27 to 29 August 2010 (Friday to Sunday)
My first weekend off! Of course I could not sit around and flake. I am half way around the world, of course I had to get out and see the sights and play! No matter how tired I am or was. So a booked a trip to Zanzibar, the major island off the coast of Bagamoyo. But no you can not leave from Bagamoyo one has to travel back to Dar Es Salaam to catch the passenger ferry to Stone Towne on Zanzibar. I was lucky that previous volunteers had already developed a relationship with a sort of an agent. So I called him. He booked a car and one of his employees to pick me up at the CCS home base Friday after work. So I scarffed a quick lunch and off we went. Anna, Kennedy's employee guided me through the port authority, bought my ticket and return, selected a legal porter to escort me through the ticketing and boarding. I was booked in first class (yeah!) which has air conditioning, just lovely! Movies and video clips were played on the 2 hour ride over to Zanzibar. If you have any tendency towards sea sickness be sure to bring Dramamine or your drug of choice. The ride over was not too bad because the boat was so big but the ride back to Dar Es Salaam was horrible due to the turbulence. I even got a little queasy on the ride back and the person behind me barfed (at least it was in the bag) – gross!


Juma, my Zanzibar guide


I was met at the dock by another of Kennedy's employees or partners, Juma and his driver Malik. Very nice young men. Picked me up and whisked me away to the village of Kwenda where I was booked at Sun Set Bungalos. The whitest, softest sand I have ever seen. Unlike many other areas I have traveled recently remarkably clean! And the very best a hot shower!!!! What a glorious feeling!

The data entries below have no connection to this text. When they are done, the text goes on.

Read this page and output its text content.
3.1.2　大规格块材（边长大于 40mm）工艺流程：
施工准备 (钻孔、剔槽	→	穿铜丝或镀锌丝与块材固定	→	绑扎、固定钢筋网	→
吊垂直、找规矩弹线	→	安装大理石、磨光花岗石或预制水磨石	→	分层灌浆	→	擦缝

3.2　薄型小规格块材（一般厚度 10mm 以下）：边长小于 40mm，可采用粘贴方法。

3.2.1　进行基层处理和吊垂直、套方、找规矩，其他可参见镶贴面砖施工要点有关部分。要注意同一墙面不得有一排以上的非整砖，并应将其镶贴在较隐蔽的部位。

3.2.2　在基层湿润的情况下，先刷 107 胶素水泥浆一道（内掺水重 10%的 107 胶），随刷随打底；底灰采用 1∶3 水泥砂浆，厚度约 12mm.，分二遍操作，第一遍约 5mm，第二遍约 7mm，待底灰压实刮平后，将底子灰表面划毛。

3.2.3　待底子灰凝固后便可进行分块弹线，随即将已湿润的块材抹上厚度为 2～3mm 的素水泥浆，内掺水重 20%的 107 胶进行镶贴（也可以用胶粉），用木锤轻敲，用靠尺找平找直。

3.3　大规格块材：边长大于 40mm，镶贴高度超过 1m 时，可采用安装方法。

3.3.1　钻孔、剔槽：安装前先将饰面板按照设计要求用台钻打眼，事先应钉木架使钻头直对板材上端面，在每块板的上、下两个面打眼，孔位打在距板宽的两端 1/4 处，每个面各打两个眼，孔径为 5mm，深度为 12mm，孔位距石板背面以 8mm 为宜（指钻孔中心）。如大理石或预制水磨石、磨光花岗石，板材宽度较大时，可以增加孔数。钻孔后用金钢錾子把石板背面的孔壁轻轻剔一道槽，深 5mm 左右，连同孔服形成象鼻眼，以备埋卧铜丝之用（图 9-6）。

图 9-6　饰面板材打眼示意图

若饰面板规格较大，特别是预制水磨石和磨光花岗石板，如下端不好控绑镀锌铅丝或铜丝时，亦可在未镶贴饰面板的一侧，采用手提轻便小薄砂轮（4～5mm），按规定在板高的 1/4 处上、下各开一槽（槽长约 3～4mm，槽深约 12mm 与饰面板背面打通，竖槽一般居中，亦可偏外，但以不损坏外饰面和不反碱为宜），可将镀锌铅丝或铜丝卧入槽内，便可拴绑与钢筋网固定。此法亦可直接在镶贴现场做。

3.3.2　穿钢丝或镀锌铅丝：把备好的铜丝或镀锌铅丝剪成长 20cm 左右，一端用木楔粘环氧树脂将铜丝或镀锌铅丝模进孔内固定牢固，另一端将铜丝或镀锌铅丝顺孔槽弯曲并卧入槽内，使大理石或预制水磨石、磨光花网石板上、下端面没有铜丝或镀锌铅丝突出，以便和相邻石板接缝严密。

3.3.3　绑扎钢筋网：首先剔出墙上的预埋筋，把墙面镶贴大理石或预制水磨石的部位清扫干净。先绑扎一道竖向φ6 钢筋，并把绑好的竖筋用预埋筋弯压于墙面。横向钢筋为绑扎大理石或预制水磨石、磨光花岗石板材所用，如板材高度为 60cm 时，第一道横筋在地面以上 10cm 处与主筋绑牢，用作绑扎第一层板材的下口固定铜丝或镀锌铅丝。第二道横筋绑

I brought school work with me to work on as I had to teach on Monday. But on Saturday I gave myself permission to play for a little bit. While reading and writing in my journal a man approached me named Wiseman who runs a boat service for snorkeling, scuba diving and sight seeing. I told him if it could be short trip I would like to go snorkeling. So off I went with his partners, Mubarik and Ali and 4 other tourists. 2 tourists were from the UK and 2 from Germany. Visibility was iffy in some places but amazing in others. So 15 USD it was a good little adventure.

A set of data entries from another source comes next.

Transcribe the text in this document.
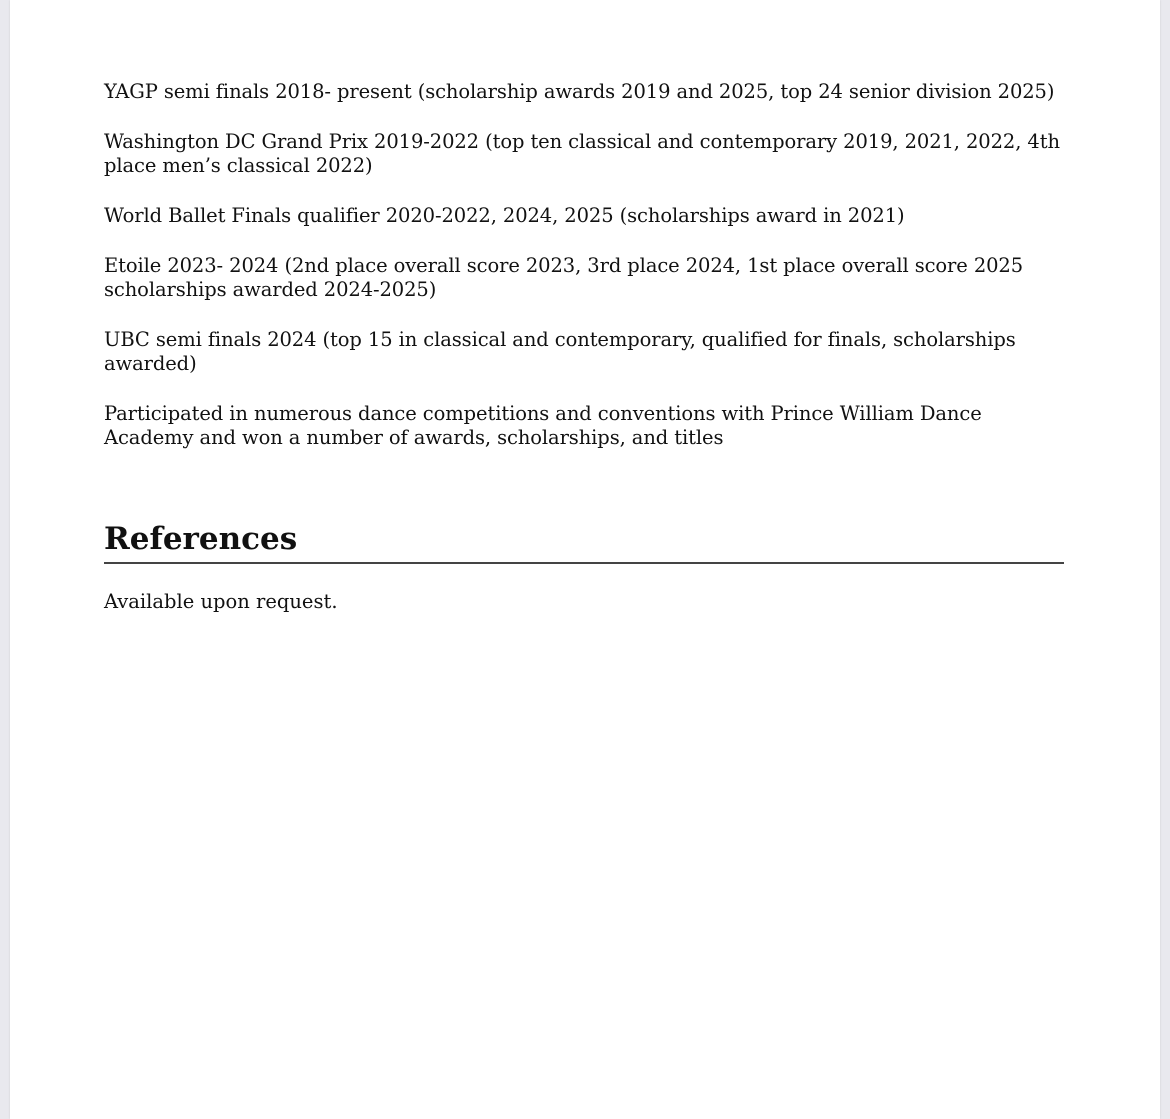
YAGP semi finals 2018- present (scholarship awards 2019 and 2025, top 24 senior division 2025)

Washington DC Grand Prix 2019-2022 (top ten classical and contemporary 2019, 2021, 2022, 4th place men’s classical 2022)

World Ballet Finals qualifier 2020-2022, 2024, 2025 (scholarships award in 2021)

Etoile 2023- 2024 (2nd place overall score 2023, 3rd place 2024, 1st place overall score 2025 scholarships awarded 2024-2025)

UBC semi finals 2024 (top 15 in classical and contemporary, qualified for finals, scholarships awarded)

Participated in numerous dance competitions and conventions with Prince William Dance Academy and won a number of awards, scholarships, and titles

References
Available upon request.
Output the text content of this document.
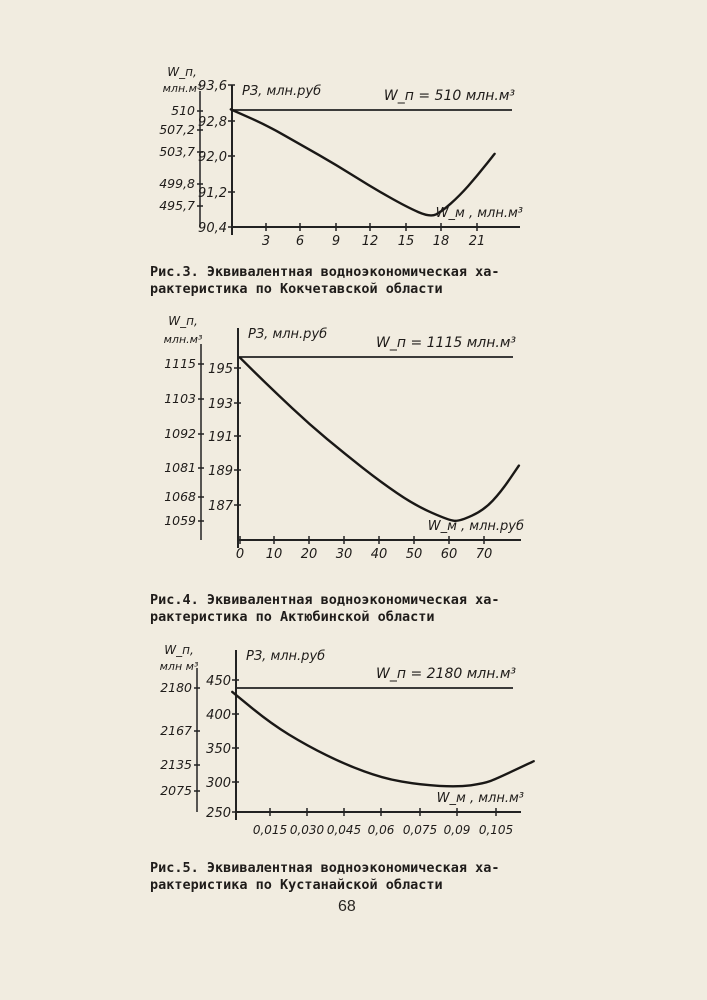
93,6
92,8
92,0
91,2
90,4
510
507,2
503,7
499,8
495,7
3 6 9 12 15 18 21
РЗ, млн.руб	W_п = 510 млн.м³
W_м , млн.м³
W_п,
млн.м³
195
193
191
189
187
1115
1103
1092
1081
1068
1059
0 10 20 30 40 50 60 70
РЗ, млн.руб
W_п = 1115 млн.м³
W_м , млн.руб
W_п,
млн.м³
450
400
350
300
250
2180
2167
2135
2075
0,015 0,030 0,045 0,06 0,075 0,09 0,105
РЗ, млн.руб
W_п = 2180 млн.м³
W_м , млн.м³
W_п,
млн м³
Рис.3. Эквивалентная водноэкономическая ха-
рактеристика по Кокчетавской области
Рис.4. Эквивалентная водноэкономическая ха-
рактеристика по Актюбинской области
Рис.5. Эквивалентная водноэкономическая ха-
рактеристика по Кустанайской области
68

The restaurant on the beach was okay but I am now spoiled with how good our food is at CCS. My waiter's name was Karim and his supervisor was Dude (I kid you not!). Very nice and attentive. I am sorry to say the Mzungu (white people) were not so nice, almost mean. They were mostly European but that is not excuse to treat people like dirt just because of their ethnicity or employed status. Most of the wait staff would greet me with “Shikamoo” (a greating of respect for those older or more revered) because I was so different than the others they were serving. So I was honored that they greeted me in this fashion. The response for such a greeting is equally respectful: “Marahaba”.


On Sunday morning before my departure Juma and Malik picked me up from Sun Set and took me to the Spice Farm for one of the famous Spice Farm Tour. Our farmer's name was Abeid, his sister who cooked my lunch was Majuma. The tour was great and learned so much! I bought fresh spices for some of my friends who cook. The food they made fresh for me while I was on the tour was fantastic. Unfortunately, my guide and the farmer were Muslim and could not eat with me, as it was the middle of Ramadan when they fast during the day. But the food was fantastic none the less.


Spice Farmer Mr. Abeid

The chicken eat a lot of the fruits on the farm. Mr Abeid called them fruit chickens. When the chickens are cooked up they taste more like the fruit they have eaten than grain or even like chicken. Kind of an odd but true.

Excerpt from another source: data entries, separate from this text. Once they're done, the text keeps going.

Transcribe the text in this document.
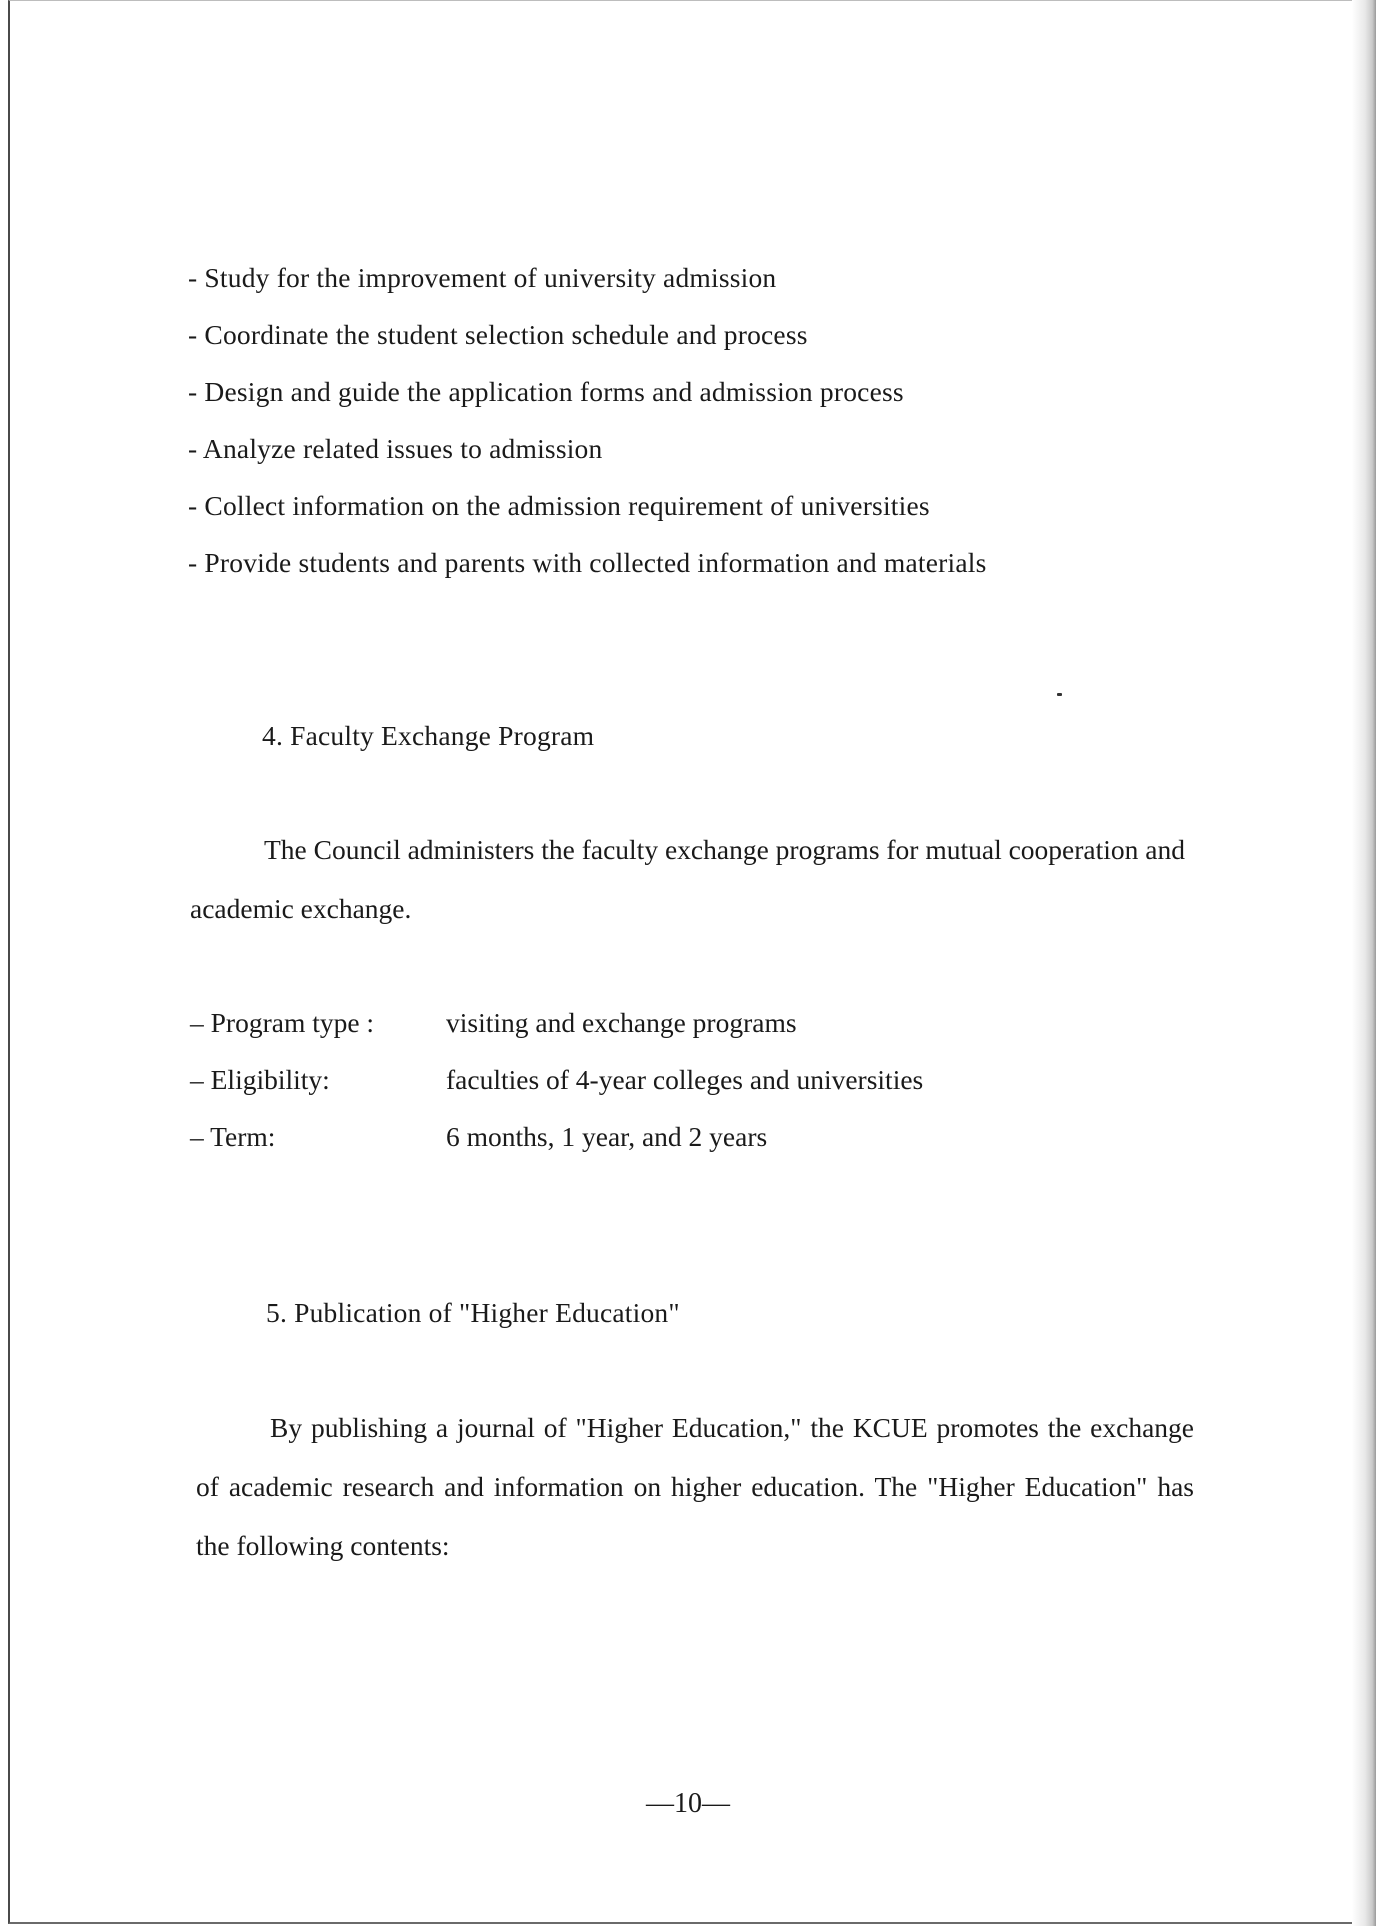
- Study for the improvement of university admission

- Coordinate the student selection schedule and process

- Design and guide the application forms and admission process

- Analyze related issues to admission

- Collect information on the admission requirement of universities

- Provide students and parents with collected information and materials

4. Faculty Exchange Program

The Council administers the faculty exchange programs for mutual cooperation and academic exchange.

– Program type :	visiting and exchange programs
– Eligibility:	faculties of 4-year colleges and universities
– Term:	6 months, 1 year, and 2 years
5. Publication of "Higher Education"

By publishing a journal of "Higher Education," the KCUE promotes the exchange of academic research and information on higher education. The "Higher Education" has the following contents:

—10—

After the spice farm tour, we had a quick tour of Stone Towne where the slave trade was centered back in the day. It was a race to get me to the dock in time for my ferry. The ferry's leave early during Ramadan in order have everyone where they are supposed to be once the sun goes down and they can break their fast. I made the boat. Kennedy was there and waiting for me. He tried to find an ATM with money for me so I could send a tip back to Juma and Malik but no machines had money on a Sunday. Oh well...













I will have to add pictures later, I am out of internet time. Badaaye (See you later!)